Et si les Français finançaient leur modèle social non plus par le labeur, mais par leurs tickets de caisse ? C’est l’hypothèse que le chef de l’État a laissé planer mardi soir, ravivant une idée aussi ancienne que sulfureuse : la TVA sociale. Derrière les promesses d’un salaire net plus élevé, une cascade de conséquences économiques, sociales et politiques se profile.
La TVA sociale revient : coup de pouce ou coup de massue sur les ménages ?

TVA sociale : le retour en grâce d’un impôt honni
Le 13 mai 2025, lors de l’émission Les Défis de la France diffusée sur TF1, Emmanuel Macron a glissé une phrase qui n’est pas passée inaperçue : « Le financement du modèle social repose beaucoup trop sur le travail. » Il n’en fallait pas plus pour que le spectre de la TVA sociale ressurgisse dans le débat public.
Sans jamais la nommer explicitement, le Président a relancé cette idée, vieille de trente ans, consistant à réduire les cotisations sociales salariales — qui pèsent aujourd’hui sur les bulletins de paie — en les remplaçant partiellement par une hausse de la taxe sur la valeur ajoutée (TVA), payée à chaque acte de consommation.
Le but affiché ? Redonner du pouvoir d’achat en augmentant mécaniquement les salaires nets, sans coût supplémentaire pour les entreprises. Une belle promesse, à première vue. Mais comme souvent, le diable se cache dans les détails.
Une taxe qui pèse lourd… surtout sur les plus modestes
« Il y a la consommation, il y a d'autres choses… je demande au gouvernement d’ouvrir ce chantier », a poursuivi Emmanuel Macron, dans une formule volontairement floue. Pourtant, l’intention est claire : déplacer le financement de la protection sociale vers la consommation. Et sur ce point, le patronat applaudit des deux mains.
Le Medef milite depuis longtemps pour cette réforme, qu’il voit comme une manière d’« alléger le coût du travail ». La CPME (Confédération des petites et moyennes entreprises) parle même de « levier de compétitivité ». Mais pour les syndicats, le tableau est bien plus sombre.
La CGT (Confédération générale du travail) dénonce « l’impôt le plus injuste qui soit », en rappelant que la TVA est une taxe proportionnelle, donc régressive : plus on est pauvre, plus on en paie, en proportion de ses revenus. Et Force Ouvrière redoute « une étatisation de la Sécurité sociale par le haut », les cotisations étant historiquement gérées paritairement.

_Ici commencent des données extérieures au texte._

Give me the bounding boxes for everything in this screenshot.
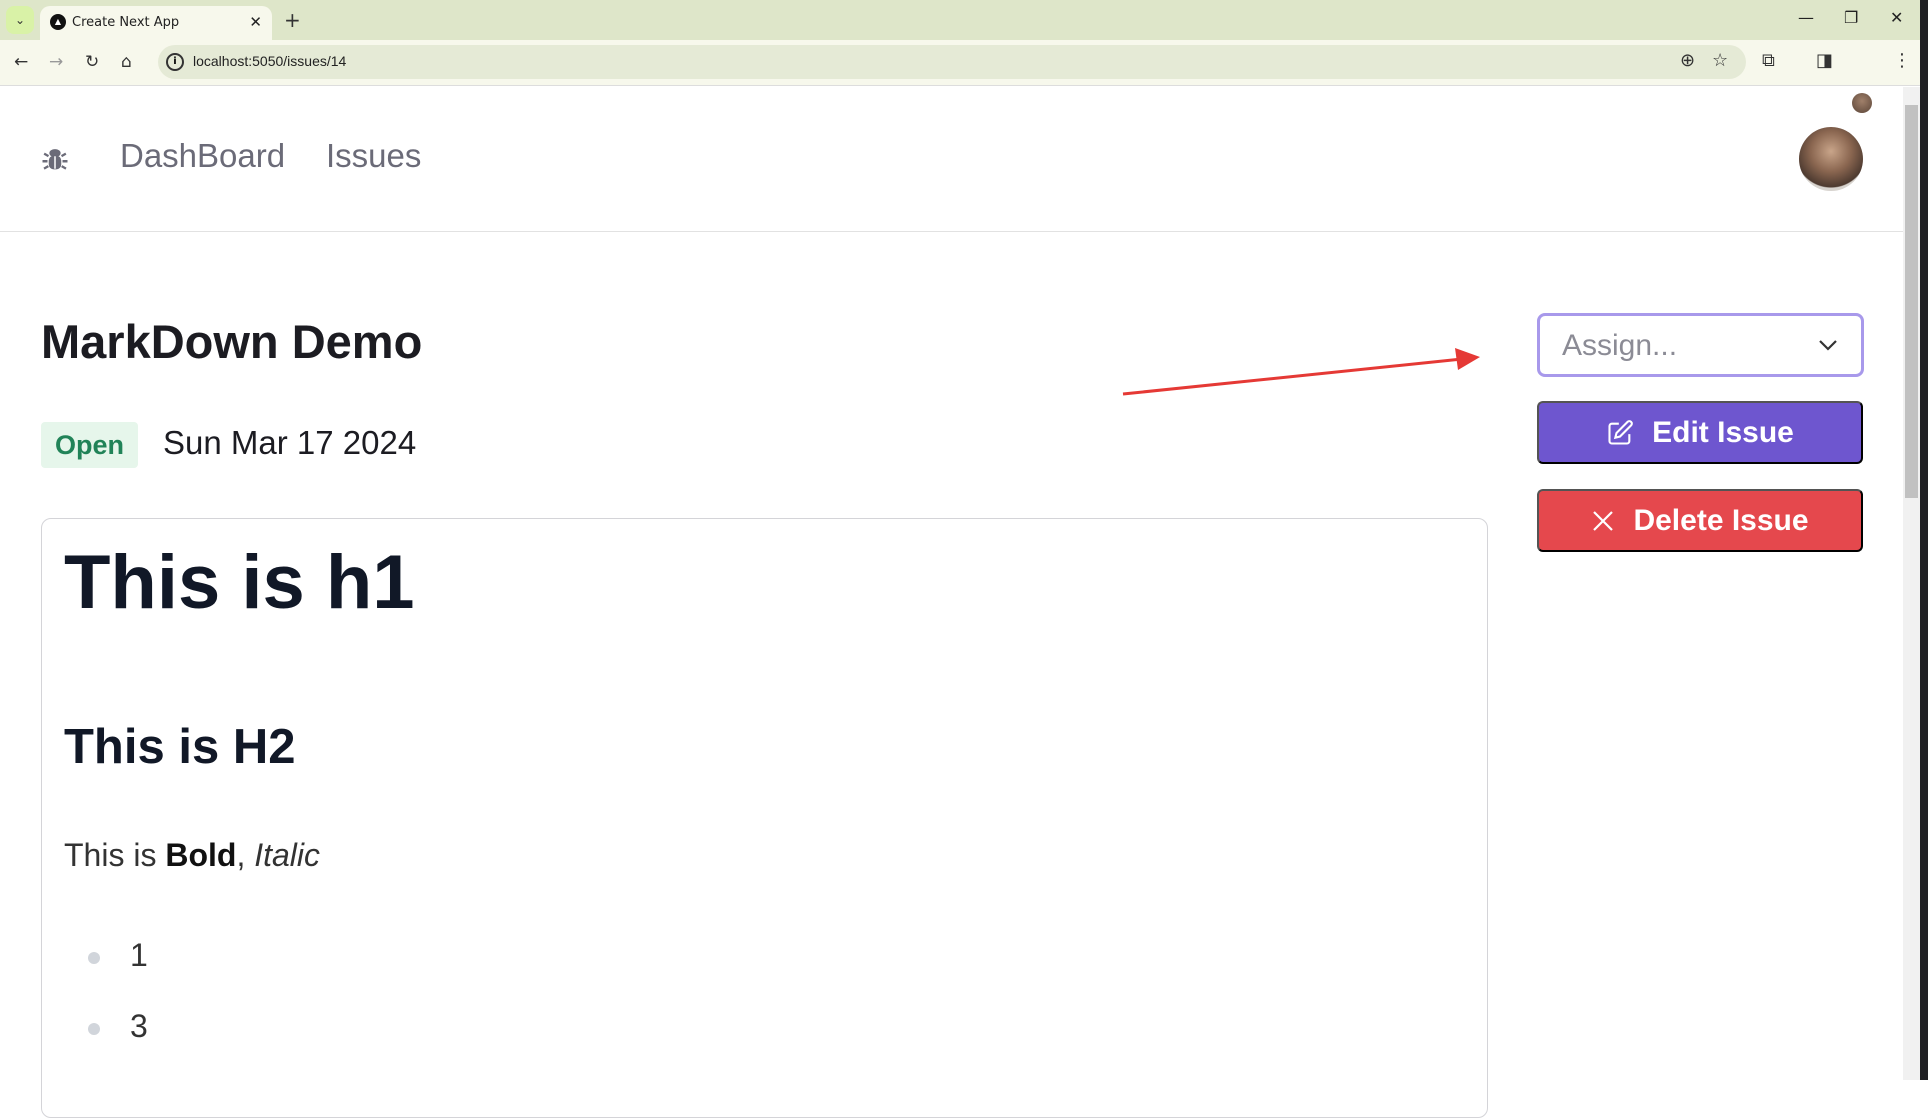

Dans les faits, le système existe déjà partiellement. En 2023, 57 milliards d’euros de TVA ont été affectés au financement de la Sécurité sociale, selon François Ecalle. Le taux de TVA est actuellement de 20 %, et chaque point supplémentaire rapporterait environ 7 milliards d’euros à l’État. Mais cela reste une « goutte d’eau », estime l’économiste Philippe Crevel, face à un modèle social qui coûte 530 milliards d’euros par an (Capital, 14 mai 2025).
Une hausse des salaires ? Pas pour tout le monde
L’argument phare de cette réforme, c’est bien sûr la hausse des salaires nets. En allégeant les cotisations sociales salariales, le revenu mensuel disponible augmenterait mécaniquement… pour les actifs. Car les retraités, eux, ne toucheraient pas un centime de plus, tout en subissant de plein fouet la hausse des prix induite par la TVA sociale.
Philippe Crevel met en garde : « L'augmentation des salaires des Français serait atténuée par la hausse des prix, ce qui limiterait fortement le gain de pouvoir d'achat » (Capital, 14 mai 2025). En somme, un jeu à somme nulle ? Pire : un transfert du financement des entreprises vers les ménages, et des actifs vers les inactifs.
D’autant que cette mesure pourrait provoquer une flambée de fraude, notamment dans les secteurs de services, où la dissimulation des transactions devient plus tentante lorsque la TVA grimpe. Une dérive déjà observée dans d’autres pays européens.
Entre efficacité économique et suicide politique
Du point de vue strictement économique, certains experts saluent la cohérence de la proposition. L’économiste Guillaume Bazot estime dans L’Express (15 mai 2025) que « la TVA sociale est moins distorsive que les cotisations sociales pour l’emploi ». Il souligne aussi son effet potentiellement vertueux sur la croissance.
Mais il nuance aussitôt : « Cette réforme est économiquement rationnelle, mais politiquement explosive ». Et pour cause : elle risque de mettre dans la rue les syndicats, de fracturer davantage la majorité, et d’offrir aux oppositions un nouveau cheval de bataille.
Le Parti socialiste et le Rassemblement national, habituellement aux antipodes, convergent pour condamner une réforme qu’ils jugent antisociale. Le premier y voit une attaque contre les plus modestes, le second un renoncement à la souveraineté fiscale.